Man-made glass was first produced in Mesopotamia in the early second millenium B.C. Early glass production was a time-consuming process in which mud and dung were used as the core around which the molten material hardened.

Glass is made from a mixture of silica obtained from fine sand or pulverized sandstone. In modern glass production, alkali is used to lower the melting point. The alkali is either a form of soda or potash depending on the quality of glass desired.
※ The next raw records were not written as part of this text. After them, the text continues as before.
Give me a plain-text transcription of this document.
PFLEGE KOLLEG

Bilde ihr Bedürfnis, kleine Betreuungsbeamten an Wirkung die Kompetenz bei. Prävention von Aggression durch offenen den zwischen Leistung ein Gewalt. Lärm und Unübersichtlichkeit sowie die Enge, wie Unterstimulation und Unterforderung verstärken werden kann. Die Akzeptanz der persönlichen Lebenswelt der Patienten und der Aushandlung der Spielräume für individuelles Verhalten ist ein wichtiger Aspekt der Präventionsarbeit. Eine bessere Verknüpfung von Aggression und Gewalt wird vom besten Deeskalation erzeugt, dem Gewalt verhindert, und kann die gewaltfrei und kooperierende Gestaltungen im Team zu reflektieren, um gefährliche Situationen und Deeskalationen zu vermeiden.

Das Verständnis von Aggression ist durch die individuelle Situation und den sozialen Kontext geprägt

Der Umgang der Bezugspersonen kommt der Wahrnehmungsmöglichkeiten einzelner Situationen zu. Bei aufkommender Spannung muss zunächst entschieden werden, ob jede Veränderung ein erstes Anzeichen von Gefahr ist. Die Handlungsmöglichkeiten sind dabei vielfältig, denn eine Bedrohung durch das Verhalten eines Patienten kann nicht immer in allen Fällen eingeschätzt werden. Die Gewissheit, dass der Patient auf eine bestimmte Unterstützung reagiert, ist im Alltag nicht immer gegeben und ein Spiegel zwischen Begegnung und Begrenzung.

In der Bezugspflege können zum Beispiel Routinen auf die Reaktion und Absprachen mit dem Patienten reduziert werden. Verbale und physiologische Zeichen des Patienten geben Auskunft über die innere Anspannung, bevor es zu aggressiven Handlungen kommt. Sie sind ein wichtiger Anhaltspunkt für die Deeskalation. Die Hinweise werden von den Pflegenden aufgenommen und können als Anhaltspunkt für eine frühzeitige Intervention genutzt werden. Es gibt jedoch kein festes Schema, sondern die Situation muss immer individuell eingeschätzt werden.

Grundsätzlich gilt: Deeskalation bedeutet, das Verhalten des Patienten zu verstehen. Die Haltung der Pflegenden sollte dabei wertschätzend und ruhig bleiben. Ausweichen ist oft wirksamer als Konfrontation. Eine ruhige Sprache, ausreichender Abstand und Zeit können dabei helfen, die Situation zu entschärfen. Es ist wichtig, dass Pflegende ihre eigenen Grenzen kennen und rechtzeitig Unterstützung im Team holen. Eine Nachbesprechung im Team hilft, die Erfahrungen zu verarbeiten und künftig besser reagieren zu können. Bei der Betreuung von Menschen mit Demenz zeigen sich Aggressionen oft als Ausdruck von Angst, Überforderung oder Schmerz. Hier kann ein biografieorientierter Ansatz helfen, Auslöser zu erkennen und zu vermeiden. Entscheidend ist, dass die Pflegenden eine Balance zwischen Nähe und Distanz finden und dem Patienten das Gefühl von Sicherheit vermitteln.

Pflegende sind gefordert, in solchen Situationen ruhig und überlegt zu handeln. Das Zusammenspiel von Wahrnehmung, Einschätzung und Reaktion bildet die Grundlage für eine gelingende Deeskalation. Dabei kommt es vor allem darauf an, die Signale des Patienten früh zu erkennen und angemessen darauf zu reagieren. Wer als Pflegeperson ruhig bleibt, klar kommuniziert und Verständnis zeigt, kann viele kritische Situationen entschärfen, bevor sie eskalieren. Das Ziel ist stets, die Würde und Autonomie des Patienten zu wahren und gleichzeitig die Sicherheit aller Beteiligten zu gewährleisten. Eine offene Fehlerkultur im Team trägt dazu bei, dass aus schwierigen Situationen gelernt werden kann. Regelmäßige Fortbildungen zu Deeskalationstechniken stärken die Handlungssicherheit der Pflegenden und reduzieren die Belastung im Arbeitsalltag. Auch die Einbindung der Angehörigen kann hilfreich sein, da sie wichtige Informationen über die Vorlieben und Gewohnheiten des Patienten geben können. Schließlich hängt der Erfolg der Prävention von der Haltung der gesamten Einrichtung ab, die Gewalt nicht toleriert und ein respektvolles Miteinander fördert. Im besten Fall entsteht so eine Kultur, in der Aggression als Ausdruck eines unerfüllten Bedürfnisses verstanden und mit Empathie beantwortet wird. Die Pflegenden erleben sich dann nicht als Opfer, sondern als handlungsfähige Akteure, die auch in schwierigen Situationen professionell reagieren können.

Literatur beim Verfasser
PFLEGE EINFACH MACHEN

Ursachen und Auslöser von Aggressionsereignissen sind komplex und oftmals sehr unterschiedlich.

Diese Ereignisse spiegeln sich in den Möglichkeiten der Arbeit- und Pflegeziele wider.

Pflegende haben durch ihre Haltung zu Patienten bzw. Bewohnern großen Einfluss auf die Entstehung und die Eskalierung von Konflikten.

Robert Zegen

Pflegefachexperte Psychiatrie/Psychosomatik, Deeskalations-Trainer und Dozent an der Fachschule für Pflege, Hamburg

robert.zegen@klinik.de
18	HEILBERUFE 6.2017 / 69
Properties of glass can be developed by adding other substances usually oxides. Depending on which substance is added the qualities of glass can be altered. Different characteristics of glass that are important to industry include: brilliance, weight, thermal and electrical resistence, refractive index, absorption of infrared rays and color.



Blown Glass

Blown glass made using a tube did not occur until sometime between 27 BC and 14 AD in Syria. This advancement transformed the material's usefulness into a mass-producible material which could be quickly inflated into large, leakproof vessels. Glassblowing spread throughout the world. Venice became a center for high quality glass manufactured in the late medieval period.

Pressed Glass

The greatest achievement in the glass industy since Roman times began in the 1820's in America, the innovation of pressing glass.

Pressed Glass allowed for items to be produced more efficiently and cheaply for wider consumption by a growing middle class. Lancaster, Ohio was named the "Pressed Glass Capital of Ohio" by the State Legislature in 2002.